Several years ago I worked with a team to build a production CI/CD pipeline for an AWS project. At that time, none of the major cloud vendors offered their own CI/CD services, so we then used the open source GO CD server.
Although we were successful, the project was tedious and took several months. For this reason, I’ve been interested to try out integrated alternatives as they become available.
Lately, much of my production work has involved constructing and testing cloud-based data pipelines at scale for bioinformatics research. I have been thinking for awhile now about how best to use new cloud-based CI/CD services in automating these complex pipeline deployments.
Picturing Automated Deployment
As I worked through a well-written tutorial on GCP CI/CD today, I was surprised to be unable to find any sort of diagram of the process. Although I was able to complete the tutorial successfully, I was still left feeling like I was not fully comprehending the solution architecture applications.

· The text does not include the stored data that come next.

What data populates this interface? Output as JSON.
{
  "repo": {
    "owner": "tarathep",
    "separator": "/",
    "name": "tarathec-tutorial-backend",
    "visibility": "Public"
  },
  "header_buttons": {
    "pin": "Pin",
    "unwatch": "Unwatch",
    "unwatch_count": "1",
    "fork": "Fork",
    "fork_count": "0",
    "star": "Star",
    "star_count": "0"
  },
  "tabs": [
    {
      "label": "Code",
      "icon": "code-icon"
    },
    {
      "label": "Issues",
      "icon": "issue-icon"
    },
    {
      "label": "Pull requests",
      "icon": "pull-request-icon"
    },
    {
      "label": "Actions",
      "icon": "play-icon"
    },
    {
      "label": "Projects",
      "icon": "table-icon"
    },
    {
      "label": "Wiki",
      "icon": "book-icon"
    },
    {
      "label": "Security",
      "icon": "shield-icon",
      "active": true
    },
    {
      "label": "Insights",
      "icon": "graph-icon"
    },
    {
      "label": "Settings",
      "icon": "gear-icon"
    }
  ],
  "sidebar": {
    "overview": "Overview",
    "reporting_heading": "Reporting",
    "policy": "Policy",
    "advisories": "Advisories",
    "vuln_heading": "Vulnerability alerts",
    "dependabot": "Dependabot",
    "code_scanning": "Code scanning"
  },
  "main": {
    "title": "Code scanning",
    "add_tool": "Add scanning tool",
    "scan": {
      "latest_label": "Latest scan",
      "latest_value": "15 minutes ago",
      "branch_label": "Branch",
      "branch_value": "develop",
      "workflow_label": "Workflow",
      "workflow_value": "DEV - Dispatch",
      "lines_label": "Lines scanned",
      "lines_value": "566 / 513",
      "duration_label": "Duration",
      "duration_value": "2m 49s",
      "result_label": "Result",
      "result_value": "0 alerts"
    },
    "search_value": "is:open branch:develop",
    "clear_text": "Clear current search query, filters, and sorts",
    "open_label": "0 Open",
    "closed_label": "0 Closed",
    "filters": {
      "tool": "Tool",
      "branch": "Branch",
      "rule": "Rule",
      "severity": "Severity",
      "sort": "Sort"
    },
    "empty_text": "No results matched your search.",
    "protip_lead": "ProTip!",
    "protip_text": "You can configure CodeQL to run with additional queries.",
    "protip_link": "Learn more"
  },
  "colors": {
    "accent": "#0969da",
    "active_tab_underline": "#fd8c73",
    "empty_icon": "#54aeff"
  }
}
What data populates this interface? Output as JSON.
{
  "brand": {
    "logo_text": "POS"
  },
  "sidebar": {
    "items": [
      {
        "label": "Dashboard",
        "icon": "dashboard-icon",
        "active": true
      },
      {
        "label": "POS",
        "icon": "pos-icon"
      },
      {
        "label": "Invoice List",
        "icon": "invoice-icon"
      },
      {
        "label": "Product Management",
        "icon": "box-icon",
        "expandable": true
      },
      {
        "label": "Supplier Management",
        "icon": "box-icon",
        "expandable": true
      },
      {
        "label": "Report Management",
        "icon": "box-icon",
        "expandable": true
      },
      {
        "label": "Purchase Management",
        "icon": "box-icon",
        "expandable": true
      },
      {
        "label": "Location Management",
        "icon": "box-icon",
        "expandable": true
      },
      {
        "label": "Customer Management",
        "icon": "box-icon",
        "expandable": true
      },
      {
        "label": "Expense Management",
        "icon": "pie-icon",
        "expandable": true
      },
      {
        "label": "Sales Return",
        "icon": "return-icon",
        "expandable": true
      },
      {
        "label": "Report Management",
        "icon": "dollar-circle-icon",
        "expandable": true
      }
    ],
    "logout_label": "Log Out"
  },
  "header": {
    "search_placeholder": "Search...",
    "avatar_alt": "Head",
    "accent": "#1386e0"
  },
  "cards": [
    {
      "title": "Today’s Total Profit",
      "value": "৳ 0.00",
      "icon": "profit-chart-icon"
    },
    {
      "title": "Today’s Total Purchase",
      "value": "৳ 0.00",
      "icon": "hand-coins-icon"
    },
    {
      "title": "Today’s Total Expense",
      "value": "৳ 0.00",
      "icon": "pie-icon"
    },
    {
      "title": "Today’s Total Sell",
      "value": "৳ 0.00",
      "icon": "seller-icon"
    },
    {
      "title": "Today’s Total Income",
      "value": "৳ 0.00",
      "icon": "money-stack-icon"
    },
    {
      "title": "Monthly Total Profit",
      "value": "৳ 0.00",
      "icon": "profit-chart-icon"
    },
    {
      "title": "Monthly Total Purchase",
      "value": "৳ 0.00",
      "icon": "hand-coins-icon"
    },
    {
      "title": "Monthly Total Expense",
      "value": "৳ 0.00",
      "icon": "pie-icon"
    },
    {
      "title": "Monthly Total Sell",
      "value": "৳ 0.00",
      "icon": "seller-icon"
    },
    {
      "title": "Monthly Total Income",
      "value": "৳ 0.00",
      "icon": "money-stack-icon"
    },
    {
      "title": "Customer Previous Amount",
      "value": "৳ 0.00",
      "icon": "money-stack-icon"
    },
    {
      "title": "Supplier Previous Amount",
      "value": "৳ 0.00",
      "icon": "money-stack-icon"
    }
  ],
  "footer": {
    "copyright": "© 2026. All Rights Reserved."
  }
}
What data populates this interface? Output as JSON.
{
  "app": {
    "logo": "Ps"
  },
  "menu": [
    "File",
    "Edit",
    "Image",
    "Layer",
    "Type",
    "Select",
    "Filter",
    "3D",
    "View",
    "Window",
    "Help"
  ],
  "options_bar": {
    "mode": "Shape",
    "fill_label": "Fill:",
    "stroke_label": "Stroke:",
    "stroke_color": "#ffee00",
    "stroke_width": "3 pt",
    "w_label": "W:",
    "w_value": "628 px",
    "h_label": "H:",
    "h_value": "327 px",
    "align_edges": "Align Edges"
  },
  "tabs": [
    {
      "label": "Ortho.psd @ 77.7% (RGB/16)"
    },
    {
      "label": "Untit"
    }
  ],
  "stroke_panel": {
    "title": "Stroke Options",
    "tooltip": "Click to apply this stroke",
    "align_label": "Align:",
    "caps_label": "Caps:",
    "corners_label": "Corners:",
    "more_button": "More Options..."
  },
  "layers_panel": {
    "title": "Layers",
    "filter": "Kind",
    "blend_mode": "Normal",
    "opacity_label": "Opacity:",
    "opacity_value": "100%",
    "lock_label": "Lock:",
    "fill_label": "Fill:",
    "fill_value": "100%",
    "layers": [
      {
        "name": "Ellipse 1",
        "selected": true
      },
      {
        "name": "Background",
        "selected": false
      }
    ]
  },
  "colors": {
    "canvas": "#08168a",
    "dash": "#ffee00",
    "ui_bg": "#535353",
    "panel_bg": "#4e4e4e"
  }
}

Next, I attempted to draw my own version of what I completed in the tutorial. Quickly sketching considerations from my production experience and trying to combine that with what I had learned from completing the tutorial was unsatisfying. The result is shown below.
A clear path through the complexity of the steps involved wasn’t yet apparent to me. After sketching, I tried thinking about each service or set of services that would be involved in building this type of pipeline.
Considering GCP Services
I started by trying to understand the GCP Tool Services offerings and how each service would relate to building a CI/CD solution for the type of data pipelines my teams have been building.
There are a number of tools. Below is my summarized understanding of each of the GCP services listed on the Tools menu. Note that all of these services are serverless.
- Cloud Build— to create build pipelines with steps & triggers; outputs artifacts (images…)
- Cloud Scheduler — to schedule cron jobs
- Cloud Tasks — to schedule explicit async tasks
- Container Registry — to host public or private container (docker) images
- Source Repositories — to host or sync Git code repositories
- Deployment Manager — to deploy infrastructure from static or dynamic templates
- Private Catalog — to specify approved deployments
Then I watched a few presentations from the recent GCP:Next conference. The most useful to me were the following:
- “CI CD Across Multiple Environments” — interesting, but showed combining non GCP tools (Jenkins, HashiCorp Vault…) with GCP tools, so added even more complexity to potential scenarios.
- “Develop Faster on K8 with Cloud Build” — compelling demo of Skaffold library for K8, but no end-to-end scenario was shown.
- “Develop, Deploy & Debug with GCP Tools” — most useful was demoes showing aspects of working with various services, such as the very intelligent search in Source Repositories.
Although these presentations and doing the tutorial were helpful in my understanding of how I might use these services for my customers, I still couldn’t visualize what I would actually build. To that end, I made an attempt to diagram one possible CI/CD architecture for a use case that I’ve been working on for awhile now.
Visualizing CI/CD for GCP Data Pipelines
Here’s my attempt to design a solution for one of my customers. I’ll describe the application architecture first. The use case is bioinformatics research via a specialized machine learning library for genomics, VariantSpark.
Below is a diagram of solution architecture on GCP K8:
You’ll note that this is a Data Lake with the K8 cluster processing data from GCS. Managed Jupyter Notebooks are part of the solutions as this is the preferred environment for research work.
Shown below is my first draft of how I imagine my team could use GCP CI/CD services to build a pipeline to deploy a VariantSpark K8 cluster on GCP.
Because VariantSpark in an open source library, there are continual improvements to it. However, because VariantSpark is a research tool, it uses major and minor version numbers in release so that it can be cited in reproducible bioinformatics research papers.
So the process to build a cluster first requires determining which version of the VariantSpark JAR file is desired for the base container image. The pipeline may needs to perform a maven build on the source GitHub Repo for VariantSpark.
Cloud Build artifacts include Docker Images, Kubernetes Clusters and more
GCP Source Repositories can mirror GitHub Repos. Cloud Build can use triggers on Source Repositories to trigger builds. Cloud Build includes builder (task) for various types of images including maven. Cloud Build builders also include docker and kubectl, so the VariantSpark JAR file could be built as part of the docker image and that image could be used to spawn a GKE cluster.
Additionally, Google Deployment Manger could serve a YAML-deployment which details other GCP service configurations that are needed for a GKE cluster. It also seems possible to use GCP Private Catalog for research groups who have GCP Organizational Accounts to offer a VariantSpark GKE deployment template.
Now that I’ve learned the fundamentals of these services, I am looking forward to working with research and DevOps teams world-wide to build serverless CI/CD pipelines for bioinformatics.
Lynn Langit is a big data and cloud architect, a Google Cloud Developer Expert, an AWS Community Hero, and a Microsoft MVP for Data Platform.